On the other hand, Dan Nicholson (Dan? Nicholson) previously revealed at the national ethanol conference that his 8000-person R&D team was once completely focused on the development of internal combustion engines. After that, the R&D team was divided into: 70% personnel were responsible for internal combustion engine business and 30% were responsible for electrification. Now, the company will further reverse this ratio, with 30% for internal combustion engines and 70% for electrification.
In other words, whether from the perspective of capital investment or technology research and development investment, GM attaches more importance to the future travel field than the traditional car-making field. So, what achievements has GM made in the future travel field after working so hard?
According to public information, in 20 16, GM acquired the self-driving cruise company, which has grown from 40 employees to 2,000 employees today. At the same time, Cruise introduced new strategic investors on 20 18: Softbank and Honda. Cruise, the prototype of the driverless car, was released in San Francisco in June 2020. Origin. At present, Cruise has been in the leading position on the driverless track.
In 20 17, GM announced the acquisition of Strobe, a lidar technology company, to develop the next generation lidar solution for self-driving cars.
20 16 GM launched Maven*** car-sharing service to arrange travel and car * * *; And bought Raffles, the second largest taxi service company in America, for $500 million? 9% equity; At the same time, it is announced that it will cooperate with Uber, and Uber drivers will lease GM vehicles every week to expand GM's after-sales business.

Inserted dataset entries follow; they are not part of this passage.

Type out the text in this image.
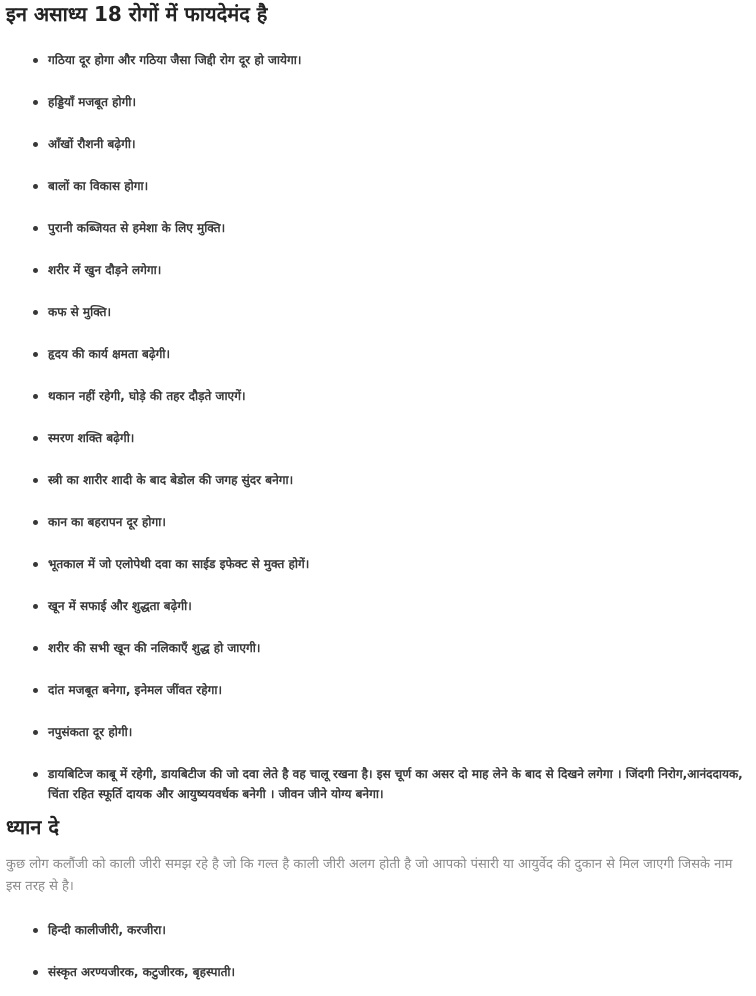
इन असाध्य 18 रोगों में फायदेमंद है
गठिया दूर होगा और गठिया जैसा जिद्दी रोग दूर हो जायेगा।
हड्डियाँ मजबूत होगी।
आँखों रौशनी बढ़ेगी।
बालों का विकास होगा।
पुरानी कब्जियत से हमेशा के लिए मुक्ति।
शरीर में खुन दौड़ने लगेगा।
कफ से मुक्ति।
हृदय की कार्य क्षमता बढ़ेगी।
थकान नहीं रहेगी, घोड़े की तहर दौड़ते जाएगें।
स्मरण शक्ति बढ़ेगी।
स्त्री का शारीर शादी के बाद बेडोल की जगह सुंदर बनेगा।
कान का बहरापन दूर होगा।
भूतकाल में जो एलोपेथी दवा का साईड इफेक्ट से मुक्त होगें।
खून में सफाई और शुद्धता बढ़ेगी।
शरीर की सभी खून की नलिकाएँ शुद्ध हो जाएगी।
दांत मजबूत बनेगा, इनेमल जींवत रहेगा।
नपुसंकता दूर होगी।
डायबिटिज काबू में रहेगी, डायबिटीज की जो दवा लेते है वह चालू रखना है। इस चूर्ण का असर दो माह लेने के बाद से दिखने लगेगा । जिंदगी निरोग,आनंददायक, चिंता रहित स्फूर्ति दायक और आयुष्ययवर्धक बनेगी । जीवन जीने योग्य बनेगा।
ध्यान दे

कुछ लोग कलौंजी को काली जीरी समझ रहे है जो कि गल्त है काली जीरी अलग होती है जो आपको पंसारी या आयुर्वेद की दुकान से मिल जाएगी जिसके नाम इस तरह से है।

हिन्दी कालीजीरी, करजीरा।
संस्कृत अरण्यजीरक, कटुजीरक, बृहस्पाती।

In terms of electrification, GM and LG set up a joint venture to build a battery factory. In 2020, General Motors announced that it would invest $2.2 billion in the Detroit-Hamtramck plant to produce various brands of pure electric trucks and SUV models, including the new GMC Hummer. In the third quarter of 20021,GM's pure electric pickup truck will be put into production.
Shrink the traditional car-making business and continue to expand the future travel business. Obviously, for GM, what is going on now is a "gamble". If you win the bet, then GM will definitely become one of the leaders in the future travel field. If you lose the bet, GM's recovery will be greatly affected.
This article comes from car home, the author of the car manufacturer, and does not represent car home's position.